Salieron del poblado de madrugada, era un pequeño grupo de hombres y mujeres de pequeña estatura y piel morena. Sus largos cabellos, que llegaban hasta la mitad de su espalda, ondulaban al viento. Pendiente del hombro, sobre uno de sus costados, transportaban sus útiles y alimentos dentro de un jubón teñido de rojo y verde, los pies calzados con sandalias, sujetas por unas cintas que se entrecruzaba hasta la rodilla. Incansables caminantes, acostumbrados al largo camino que debían de recorrer, llevaban las piernas protegidas con correas de metal y polainas de cuero, puesto que debían de cruzar valles angostos y pedregosos caminos , subir altas cimas y atravesar regiones desérticas, ya que habitaban en un país montañoso de paisajes diversos y debían estar preparados para cualquier eventualidad en el terreno.
Con la usual rapidez de quienes están acostumbrados al arte de andar descendieron por el cerro y las murallas que rodeaban el poblado fueron quedándose atrás, recortándose su silueta sobre el cielo de la moribunda noche de plenilunio. Iban a su anual cita con los dioses y también llevaban consigo flautas, trompetas y cestas llenos de frutos para ofrendarles.
Poco a poco a medida que avanzaban, se les iban uniendo otros caminantes que como ellos tenían el mismo destino, y así sucesivamente iba aumentando el número del grupo, hasta formar una verdadera muchedumbre de almas y aunque todos provenían de distintos poblados y hablaban distintas lenguas, todos eran hermanos de raza.
Sulka y Etzé eran hermanos y caminaban muy juntos, sus padres los habían comprometidos en matrimonio desde niños, puesto que ella era la heredera del patrimonio familiar y con esta unión se preservaba la herencia, como era costumbre entre los iberos.

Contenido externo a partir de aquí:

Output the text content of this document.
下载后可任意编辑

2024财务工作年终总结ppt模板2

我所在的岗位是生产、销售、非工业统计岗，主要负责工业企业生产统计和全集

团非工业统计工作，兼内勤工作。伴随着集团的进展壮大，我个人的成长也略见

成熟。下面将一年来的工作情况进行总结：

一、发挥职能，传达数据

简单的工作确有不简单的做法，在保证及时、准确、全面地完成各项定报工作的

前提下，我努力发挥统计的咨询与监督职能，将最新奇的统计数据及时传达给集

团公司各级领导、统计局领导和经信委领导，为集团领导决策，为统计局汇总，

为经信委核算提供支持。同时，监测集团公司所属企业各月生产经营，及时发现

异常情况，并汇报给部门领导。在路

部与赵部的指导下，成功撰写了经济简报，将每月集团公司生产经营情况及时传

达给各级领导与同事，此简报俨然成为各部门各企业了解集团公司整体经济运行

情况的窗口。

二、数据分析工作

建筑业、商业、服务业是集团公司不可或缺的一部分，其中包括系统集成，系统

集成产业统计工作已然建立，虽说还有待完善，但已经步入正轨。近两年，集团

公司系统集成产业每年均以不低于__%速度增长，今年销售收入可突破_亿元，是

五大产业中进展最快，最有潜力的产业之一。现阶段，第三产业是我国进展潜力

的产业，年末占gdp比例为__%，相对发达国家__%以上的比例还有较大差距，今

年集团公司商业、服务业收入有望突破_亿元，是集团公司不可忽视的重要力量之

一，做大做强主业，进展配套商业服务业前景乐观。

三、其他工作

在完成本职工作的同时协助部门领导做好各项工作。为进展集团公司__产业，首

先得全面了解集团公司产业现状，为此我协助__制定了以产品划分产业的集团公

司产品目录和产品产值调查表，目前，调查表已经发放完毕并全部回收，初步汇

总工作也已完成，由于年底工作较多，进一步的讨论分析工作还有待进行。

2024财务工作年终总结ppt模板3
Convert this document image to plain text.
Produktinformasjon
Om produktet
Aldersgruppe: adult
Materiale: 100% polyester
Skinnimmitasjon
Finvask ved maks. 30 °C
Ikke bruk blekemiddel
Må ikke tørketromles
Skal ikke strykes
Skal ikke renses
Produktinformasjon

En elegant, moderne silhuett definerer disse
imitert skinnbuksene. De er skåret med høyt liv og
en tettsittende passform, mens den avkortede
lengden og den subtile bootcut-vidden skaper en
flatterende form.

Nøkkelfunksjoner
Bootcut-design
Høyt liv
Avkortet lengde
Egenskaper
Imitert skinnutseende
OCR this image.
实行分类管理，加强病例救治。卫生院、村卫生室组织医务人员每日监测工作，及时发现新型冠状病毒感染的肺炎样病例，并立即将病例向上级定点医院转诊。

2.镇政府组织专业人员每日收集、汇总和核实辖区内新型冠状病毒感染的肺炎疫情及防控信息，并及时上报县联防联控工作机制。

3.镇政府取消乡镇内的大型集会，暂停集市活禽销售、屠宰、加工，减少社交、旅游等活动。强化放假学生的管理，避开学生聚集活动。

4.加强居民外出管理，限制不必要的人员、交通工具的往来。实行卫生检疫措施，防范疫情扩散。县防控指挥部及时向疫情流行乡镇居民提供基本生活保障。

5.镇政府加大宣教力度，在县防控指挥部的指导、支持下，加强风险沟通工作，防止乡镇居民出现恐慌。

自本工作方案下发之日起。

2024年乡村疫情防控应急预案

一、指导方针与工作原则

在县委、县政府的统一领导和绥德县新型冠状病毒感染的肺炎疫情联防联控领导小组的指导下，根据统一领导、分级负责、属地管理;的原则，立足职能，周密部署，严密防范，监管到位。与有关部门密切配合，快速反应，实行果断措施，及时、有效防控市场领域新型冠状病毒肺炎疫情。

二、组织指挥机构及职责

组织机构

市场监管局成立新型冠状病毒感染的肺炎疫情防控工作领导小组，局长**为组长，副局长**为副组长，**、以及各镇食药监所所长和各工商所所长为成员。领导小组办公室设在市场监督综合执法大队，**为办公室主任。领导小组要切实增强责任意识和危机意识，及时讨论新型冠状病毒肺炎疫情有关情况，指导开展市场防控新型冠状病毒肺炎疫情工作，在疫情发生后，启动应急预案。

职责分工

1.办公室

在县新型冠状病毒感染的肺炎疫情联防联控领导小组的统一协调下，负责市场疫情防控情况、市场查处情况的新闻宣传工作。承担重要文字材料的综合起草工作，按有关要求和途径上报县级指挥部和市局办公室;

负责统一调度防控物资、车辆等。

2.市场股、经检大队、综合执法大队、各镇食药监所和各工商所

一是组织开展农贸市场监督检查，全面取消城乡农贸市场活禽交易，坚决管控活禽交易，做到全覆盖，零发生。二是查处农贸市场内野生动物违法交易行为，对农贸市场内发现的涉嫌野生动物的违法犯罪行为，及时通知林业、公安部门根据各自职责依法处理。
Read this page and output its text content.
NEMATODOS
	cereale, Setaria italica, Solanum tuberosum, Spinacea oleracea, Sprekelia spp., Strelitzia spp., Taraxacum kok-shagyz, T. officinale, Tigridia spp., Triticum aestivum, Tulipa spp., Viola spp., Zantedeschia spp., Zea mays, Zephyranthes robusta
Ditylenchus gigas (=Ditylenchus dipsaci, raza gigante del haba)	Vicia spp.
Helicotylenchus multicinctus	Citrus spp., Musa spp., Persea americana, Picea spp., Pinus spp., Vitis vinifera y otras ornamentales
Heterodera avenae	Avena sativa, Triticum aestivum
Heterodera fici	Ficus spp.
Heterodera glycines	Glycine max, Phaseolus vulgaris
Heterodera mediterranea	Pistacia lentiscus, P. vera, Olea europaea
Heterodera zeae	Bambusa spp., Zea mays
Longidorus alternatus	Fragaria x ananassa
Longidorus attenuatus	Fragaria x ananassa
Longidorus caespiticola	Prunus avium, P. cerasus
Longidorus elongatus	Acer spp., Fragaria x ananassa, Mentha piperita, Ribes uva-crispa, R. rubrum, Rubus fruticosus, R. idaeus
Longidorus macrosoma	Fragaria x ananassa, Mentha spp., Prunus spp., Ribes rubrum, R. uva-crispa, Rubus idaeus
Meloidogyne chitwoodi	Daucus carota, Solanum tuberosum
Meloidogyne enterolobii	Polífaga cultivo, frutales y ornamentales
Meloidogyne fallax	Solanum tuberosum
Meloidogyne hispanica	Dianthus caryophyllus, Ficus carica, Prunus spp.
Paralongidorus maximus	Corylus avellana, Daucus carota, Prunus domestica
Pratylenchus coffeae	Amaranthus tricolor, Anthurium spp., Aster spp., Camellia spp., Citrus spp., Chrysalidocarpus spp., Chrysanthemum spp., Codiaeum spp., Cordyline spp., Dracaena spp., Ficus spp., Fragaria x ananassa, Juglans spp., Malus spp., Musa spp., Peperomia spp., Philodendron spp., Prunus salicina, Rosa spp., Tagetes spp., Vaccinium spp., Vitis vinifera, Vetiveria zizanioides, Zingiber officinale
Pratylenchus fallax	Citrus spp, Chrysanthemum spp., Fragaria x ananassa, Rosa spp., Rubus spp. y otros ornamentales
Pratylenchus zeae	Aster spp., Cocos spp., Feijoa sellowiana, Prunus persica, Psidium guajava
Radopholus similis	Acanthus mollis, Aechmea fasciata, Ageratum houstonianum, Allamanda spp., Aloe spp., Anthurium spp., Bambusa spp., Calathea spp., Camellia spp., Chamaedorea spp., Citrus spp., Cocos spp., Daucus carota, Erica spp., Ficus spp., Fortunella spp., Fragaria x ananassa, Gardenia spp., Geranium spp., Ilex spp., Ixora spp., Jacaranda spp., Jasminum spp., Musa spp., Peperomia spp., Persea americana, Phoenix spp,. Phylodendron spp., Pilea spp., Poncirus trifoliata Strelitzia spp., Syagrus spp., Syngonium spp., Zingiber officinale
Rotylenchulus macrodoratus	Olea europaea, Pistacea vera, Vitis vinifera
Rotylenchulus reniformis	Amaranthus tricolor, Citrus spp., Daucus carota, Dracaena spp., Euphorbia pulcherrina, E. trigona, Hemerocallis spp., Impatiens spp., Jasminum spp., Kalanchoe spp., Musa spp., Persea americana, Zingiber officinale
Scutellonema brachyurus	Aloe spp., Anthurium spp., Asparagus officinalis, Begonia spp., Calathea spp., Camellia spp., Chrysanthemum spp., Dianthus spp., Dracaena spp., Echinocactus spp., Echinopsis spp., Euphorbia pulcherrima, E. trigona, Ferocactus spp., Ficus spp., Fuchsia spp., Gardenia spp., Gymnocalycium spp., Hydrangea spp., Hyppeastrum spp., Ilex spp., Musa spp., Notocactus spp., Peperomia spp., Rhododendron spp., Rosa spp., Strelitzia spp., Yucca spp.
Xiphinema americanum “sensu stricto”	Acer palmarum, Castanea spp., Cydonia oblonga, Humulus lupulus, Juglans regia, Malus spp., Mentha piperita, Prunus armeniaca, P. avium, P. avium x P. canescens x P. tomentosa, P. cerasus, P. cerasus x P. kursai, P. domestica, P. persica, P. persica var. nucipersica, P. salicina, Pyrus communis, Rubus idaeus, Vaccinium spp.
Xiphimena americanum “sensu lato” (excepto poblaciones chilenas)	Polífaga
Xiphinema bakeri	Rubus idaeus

Pronto se celebraría su boda, ya que ninguno podía dejar de acatar la tradición de la tribu y los mandatos de sus padres.
Las piernas de ella, que su corta falda de esparto dejaba al descubierto, eran robustas y bien torneadas y se adaptaban perfectamente al paso de su compañero. Era también muy joven y al parecer muy coqueta, pues peinaba sus cabellos de una manera caprichosa, cubría sus brazos con brazaletes y en el cuello llevaba muchos collares de cuentas ensartadas de esparto.
Él debía de tener apenas un año más que ella, fornido y musculoso, gracias a los muchos juegos gimnásticos a los que era muy aficionado, al igual que la mayoría de los muchachos de su edad. Los iberos conceptuaban como principal ocupación y deber del hombre el ejercicio de las armas y de este modo preparaban sus cuerpos para el sagrado deber de la guerra.
Mientras caminaban charlaban animadamente con la alegre espontaneidad de la edad, se sentían contentos y llenos de ilusión ante el largo viaje.
Cada año coincidiendo con la luna llena, centenares de iberos dejaban de combatir entre ellos para, olvidándose de sus escaramuzas y emboscadas, reunirse en fraternal comunión hasta los valles de las lejanas montaña del gran río Ebro. Allí formarían un gran corro donde cantarían, bailarían, comerían y beberían durante tres días y tres noches completas, rindiendo culto al sol y la luna y les ofrendarían los frutos que transportaban desde muy lejos.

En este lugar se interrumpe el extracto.